Essai sur essai ne vaut...

Cour de cassation - chambre sociale - 20 octobre 2010

Dans cet arrêt, comme dans celui rendu le 26 octobre 2010, il est question de deux périodes d'essai pour le même salarié.

Dans cette espèce en revanche, un seul employeur qui embauche un salarié le 25 avril 2005, en qualité de directeur de télésurveillance avec une période d'essai de six mois renouvelable une fois.

Le 1er septembre un avenant est conclu modifiant les fonctions du salarié qui devient "directeur du développement PPS-RM". Parallèlement à son entrée en fonction est prévue une période probatoire permettant à l'employeur de faire marche arrière et de replacer le salarié dans ses anciennes fonctions.

La société notifie au salarié le 12 septembre la prolongation de sa période d'essai (qui arrivait à expiration le 25 septembre) jusqu'au 25 avril de l'année suivante.

Le 8 novembre elle mettait fin à la période d'essai.

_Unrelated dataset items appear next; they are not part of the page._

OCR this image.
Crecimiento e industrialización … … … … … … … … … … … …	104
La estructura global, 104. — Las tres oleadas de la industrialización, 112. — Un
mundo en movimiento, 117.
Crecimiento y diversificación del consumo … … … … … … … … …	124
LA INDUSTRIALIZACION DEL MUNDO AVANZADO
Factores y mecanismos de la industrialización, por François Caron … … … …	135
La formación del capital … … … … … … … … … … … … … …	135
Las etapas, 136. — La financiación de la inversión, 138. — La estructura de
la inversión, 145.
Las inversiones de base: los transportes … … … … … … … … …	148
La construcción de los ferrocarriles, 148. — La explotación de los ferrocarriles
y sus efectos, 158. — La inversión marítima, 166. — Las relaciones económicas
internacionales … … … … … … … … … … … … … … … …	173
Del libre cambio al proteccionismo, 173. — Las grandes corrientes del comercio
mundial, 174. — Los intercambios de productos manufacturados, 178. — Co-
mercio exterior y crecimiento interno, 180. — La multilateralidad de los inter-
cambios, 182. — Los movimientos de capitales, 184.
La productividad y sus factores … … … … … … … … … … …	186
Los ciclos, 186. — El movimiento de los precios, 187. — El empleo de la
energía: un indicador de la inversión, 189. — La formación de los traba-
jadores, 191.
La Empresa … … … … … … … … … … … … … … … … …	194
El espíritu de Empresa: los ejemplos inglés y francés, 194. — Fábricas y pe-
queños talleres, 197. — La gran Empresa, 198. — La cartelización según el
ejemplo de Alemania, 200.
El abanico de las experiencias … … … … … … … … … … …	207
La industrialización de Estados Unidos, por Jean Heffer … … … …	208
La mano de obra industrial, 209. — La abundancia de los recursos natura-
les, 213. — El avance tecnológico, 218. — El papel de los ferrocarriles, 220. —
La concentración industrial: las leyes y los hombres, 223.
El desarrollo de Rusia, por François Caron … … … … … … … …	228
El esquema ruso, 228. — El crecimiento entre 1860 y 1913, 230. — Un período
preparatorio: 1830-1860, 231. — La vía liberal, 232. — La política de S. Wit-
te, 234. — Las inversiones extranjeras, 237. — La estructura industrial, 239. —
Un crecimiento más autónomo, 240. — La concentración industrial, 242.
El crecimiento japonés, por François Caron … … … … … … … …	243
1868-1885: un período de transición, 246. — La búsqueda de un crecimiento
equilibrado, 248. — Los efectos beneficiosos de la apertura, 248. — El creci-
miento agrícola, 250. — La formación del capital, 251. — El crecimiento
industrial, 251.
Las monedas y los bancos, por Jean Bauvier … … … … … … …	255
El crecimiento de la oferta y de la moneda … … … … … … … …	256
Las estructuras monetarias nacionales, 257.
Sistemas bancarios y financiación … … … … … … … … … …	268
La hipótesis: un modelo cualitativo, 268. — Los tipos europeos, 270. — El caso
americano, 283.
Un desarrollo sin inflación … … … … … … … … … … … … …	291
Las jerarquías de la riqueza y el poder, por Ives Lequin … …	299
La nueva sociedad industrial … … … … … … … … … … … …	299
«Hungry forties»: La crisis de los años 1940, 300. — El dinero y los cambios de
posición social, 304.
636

Avec une certaine logique, la Cour d'appel avait jugé la rupture licite car intervenue alors que la période d'essai était en cours.

La Cour de cassation refuse de laisser dans l'ombre l'influence de l'avenant modificatif des fonctions intervenu.

Elle considère que cet avenant a nécessairement mis fin à la période d'essai.

En effet, puisque l'essai a pour but l'appréciation des qualités professionnelles du salarié, la modification de ses fonctions rend nécessairement caduque la période d'essai prévue pour les fonctions antérieures.

Dès lors l'employeur ne pouvait plus, le 8 novembre, que replacer le salarié dans ses fonctions antérieures.

jeudi, juillet 1 2010

De l'effet d'une fusion sur le contrat de travail...

Cour de cassation - chambre sociale - 26 mai 2010

La Cour de cassation poursuit son catalogue des circonstances autorisant le salarié à prendre acte unilatéralement de la rupture de son contrat de travail.

En l'espèce, une salariée exerçait les fonctions de chef des services éducatifs d'une association qui a fusionné avec d'autres associations.

Elle assumait en réalité la direction de l'association, dont elle dirigeait l'équipe.

Suite à la fusion, ses nouvelles fonctions étaient celles de chef de service d'une équipe éducative de base, sous l'autorité du directeur de la nouvelle entité.

La Cour d'appel, approuvée par la Cour de cassation, considère que ce changement de poste la privaient des attributions de gestion qu'elle exerçait auparavant; ce qui constituait une modification de son contrat de travail unilatérale qui justifiait la prise d'acte de la rupture de son contrat de travail.

La portée pratique de cet arrêt est importante car elle met l'accent sur la nécessité de mettre en place une véritable procédure de modification des contrats de travail lorsqu'une fusion débouche sur une modification des fonctions des salariés des entités fusionnées.